Turning around, Natalia was flabbergasted. Her mother, Francisca was standing, giving her an affectionate gaze. The infinite cycle of fury, grudge, fear, guilt, love, bliss, and passion continuously kindled one another and inflamed. The soul she once had was the one with an acute sensitivity. It carried everything. She was bewildered that it almost bleached the bulwark of pessimism. The exhausting anguish and the degenerating loneliness could’ve easily been overcome.
“What are you doing here?” Natalia asked.
“For a walk to clear my mind tarnished with immense regret. I believe I did a terrible thing, even though my intention was to protect my child. Over a thousand times, I’ve regretted that I didn’t see my own child growing up,” Francisca said.

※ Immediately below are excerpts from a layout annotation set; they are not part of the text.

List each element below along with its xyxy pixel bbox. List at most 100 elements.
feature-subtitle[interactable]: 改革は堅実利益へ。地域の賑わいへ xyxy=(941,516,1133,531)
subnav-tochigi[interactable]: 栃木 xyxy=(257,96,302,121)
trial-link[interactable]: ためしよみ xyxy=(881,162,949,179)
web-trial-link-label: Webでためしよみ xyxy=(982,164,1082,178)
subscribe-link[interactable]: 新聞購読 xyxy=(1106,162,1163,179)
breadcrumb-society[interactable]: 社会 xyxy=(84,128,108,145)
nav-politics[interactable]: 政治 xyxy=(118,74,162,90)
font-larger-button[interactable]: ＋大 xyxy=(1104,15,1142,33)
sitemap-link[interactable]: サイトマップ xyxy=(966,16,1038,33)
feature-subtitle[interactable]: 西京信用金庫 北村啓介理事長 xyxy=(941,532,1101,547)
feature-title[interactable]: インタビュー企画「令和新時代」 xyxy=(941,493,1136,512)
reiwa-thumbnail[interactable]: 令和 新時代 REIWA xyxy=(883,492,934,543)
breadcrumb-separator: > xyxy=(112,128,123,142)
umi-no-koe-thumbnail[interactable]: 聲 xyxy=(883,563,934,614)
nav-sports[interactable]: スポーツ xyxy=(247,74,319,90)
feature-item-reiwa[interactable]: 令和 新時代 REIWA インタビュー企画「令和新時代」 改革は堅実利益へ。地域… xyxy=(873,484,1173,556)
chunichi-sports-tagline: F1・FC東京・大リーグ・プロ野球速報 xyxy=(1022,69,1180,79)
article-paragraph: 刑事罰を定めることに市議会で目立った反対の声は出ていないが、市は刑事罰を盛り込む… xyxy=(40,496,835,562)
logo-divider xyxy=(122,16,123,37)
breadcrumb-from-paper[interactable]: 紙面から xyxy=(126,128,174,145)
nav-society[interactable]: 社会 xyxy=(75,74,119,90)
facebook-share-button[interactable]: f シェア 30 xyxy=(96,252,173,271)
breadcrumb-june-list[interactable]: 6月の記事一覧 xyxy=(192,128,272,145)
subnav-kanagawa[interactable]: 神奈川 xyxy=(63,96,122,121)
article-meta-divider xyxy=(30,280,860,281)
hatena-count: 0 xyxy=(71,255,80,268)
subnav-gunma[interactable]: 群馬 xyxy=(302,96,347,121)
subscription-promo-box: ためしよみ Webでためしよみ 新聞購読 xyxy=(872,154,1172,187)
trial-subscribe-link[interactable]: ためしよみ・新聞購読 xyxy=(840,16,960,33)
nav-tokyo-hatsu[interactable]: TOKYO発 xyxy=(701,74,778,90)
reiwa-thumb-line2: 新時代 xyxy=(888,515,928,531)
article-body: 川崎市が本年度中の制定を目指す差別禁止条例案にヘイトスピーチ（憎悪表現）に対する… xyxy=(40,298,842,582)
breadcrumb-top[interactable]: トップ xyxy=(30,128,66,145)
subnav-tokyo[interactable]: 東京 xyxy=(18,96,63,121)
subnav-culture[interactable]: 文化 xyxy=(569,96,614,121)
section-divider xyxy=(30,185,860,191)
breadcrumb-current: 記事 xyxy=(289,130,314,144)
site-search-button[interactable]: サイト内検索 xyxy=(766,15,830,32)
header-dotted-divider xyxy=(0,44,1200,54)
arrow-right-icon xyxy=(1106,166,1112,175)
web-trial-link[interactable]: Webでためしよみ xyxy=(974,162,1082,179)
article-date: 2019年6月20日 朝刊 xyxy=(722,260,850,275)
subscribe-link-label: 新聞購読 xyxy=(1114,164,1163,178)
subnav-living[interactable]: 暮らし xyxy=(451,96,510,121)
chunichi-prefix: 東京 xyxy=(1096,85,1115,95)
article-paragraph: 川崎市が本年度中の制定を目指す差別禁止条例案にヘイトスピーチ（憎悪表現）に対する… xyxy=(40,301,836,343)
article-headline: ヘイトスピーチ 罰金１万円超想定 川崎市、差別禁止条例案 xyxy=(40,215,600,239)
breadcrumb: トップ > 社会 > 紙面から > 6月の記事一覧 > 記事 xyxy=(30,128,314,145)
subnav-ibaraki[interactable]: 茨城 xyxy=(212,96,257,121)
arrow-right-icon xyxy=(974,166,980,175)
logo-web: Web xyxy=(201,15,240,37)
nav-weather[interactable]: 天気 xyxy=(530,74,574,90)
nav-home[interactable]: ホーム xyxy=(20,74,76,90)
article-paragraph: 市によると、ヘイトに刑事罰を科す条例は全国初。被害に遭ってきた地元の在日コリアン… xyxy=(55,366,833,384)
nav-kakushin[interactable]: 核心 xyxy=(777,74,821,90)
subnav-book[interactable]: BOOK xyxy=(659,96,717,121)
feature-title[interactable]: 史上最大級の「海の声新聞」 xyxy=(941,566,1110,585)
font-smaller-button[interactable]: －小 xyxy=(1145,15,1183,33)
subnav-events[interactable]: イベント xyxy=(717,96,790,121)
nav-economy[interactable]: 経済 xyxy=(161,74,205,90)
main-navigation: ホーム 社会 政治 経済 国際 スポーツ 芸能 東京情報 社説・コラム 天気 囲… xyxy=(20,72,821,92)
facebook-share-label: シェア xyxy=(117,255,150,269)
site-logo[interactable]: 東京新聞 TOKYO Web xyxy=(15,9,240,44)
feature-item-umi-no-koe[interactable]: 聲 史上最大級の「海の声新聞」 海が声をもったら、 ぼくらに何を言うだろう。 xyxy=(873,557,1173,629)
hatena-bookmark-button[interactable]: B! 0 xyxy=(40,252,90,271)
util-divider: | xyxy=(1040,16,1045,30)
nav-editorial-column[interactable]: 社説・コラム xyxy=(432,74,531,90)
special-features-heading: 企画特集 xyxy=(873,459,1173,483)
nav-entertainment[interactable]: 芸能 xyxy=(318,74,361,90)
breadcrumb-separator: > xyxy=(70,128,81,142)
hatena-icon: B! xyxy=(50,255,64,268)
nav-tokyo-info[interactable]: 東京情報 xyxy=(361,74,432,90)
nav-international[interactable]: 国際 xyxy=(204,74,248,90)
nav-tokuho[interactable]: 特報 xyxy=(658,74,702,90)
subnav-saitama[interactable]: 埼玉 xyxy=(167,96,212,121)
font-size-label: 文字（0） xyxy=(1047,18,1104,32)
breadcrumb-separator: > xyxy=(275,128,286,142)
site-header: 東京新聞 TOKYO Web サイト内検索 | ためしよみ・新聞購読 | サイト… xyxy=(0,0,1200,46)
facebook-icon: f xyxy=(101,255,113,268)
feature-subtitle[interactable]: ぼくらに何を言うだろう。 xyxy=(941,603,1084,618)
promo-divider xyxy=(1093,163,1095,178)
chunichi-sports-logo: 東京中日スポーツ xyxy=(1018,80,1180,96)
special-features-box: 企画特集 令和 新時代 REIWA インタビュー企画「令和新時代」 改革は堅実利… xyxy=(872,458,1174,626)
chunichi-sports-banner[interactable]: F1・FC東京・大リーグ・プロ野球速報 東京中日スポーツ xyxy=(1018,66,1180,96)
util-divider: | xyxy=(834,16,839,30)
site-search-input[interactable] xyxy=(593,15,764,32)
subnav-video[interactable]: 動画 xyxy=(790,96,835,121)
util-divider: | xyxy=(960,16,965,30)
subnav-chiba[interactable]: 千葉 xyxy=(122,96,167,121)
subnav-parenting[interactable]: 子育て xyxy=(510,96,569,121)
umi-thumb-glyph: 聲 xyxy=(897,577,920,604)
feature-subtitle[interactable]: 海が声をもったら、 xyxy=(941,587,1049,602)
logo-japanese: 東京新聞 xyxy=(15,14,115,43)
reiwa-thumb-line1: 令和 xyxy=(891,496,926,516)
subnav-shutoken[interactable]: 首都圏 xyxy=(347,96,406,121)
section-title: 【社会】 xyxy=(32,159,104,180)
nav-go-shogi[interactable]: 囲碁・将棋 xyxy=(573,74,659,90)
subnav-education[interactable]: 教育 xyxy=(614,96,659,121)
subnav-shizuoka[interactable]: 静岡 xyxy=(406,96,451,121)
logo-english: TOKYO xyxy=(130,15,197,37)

“It was when I simply embraced what I felt and when I prayed for humble happiness. My mother was gone, and the house got empty. With loneliness and anger, my soul was plummeting deeper than the sepultures. I stopped dealing with emotions and hopes. Everything became predictable and unattractive. I grasped how to sink deep into the worst places. When the fathomless sea of despair and sadness resided in my world, I got numb to it,” Natalia plainly said.
“In the fog that’d been hovering behind, there was no home for me to return. I hope you understand that it was painful for me. I needed to leave you and re-establish my life on my own. I was selfish and foolish that I made the decision. But, there’s always something good in the future, right?” Francisca said.
“I denied the past and saddened the future. I just wanted to survive even in the worst situation. The truth is nothing is uncertain; at the same time, nothing is certain.”
“What do you mean?” Francisca asked.
“I guess I’ve never changed from who I was, the one who simply felt happiness at the sea. I just concealed it so that I could take care of myself. I miss those blissful days at the sea under the sun, but not you anymore,” Natalia said.
Natalia gave her mother a smile and never looked back. This time, she was not on the run from the past. Horrifying stillness was left under the arch, but, beyond the path ahead, she saw freedom. Reminiscent of the brittle bliss in the past awaited on the beach. She looked at grandeur of the wild sea. The beach had already disentangled from the swirling fog, and the bleak abyss was behind. By the sea, now, she could feel what she had longed for.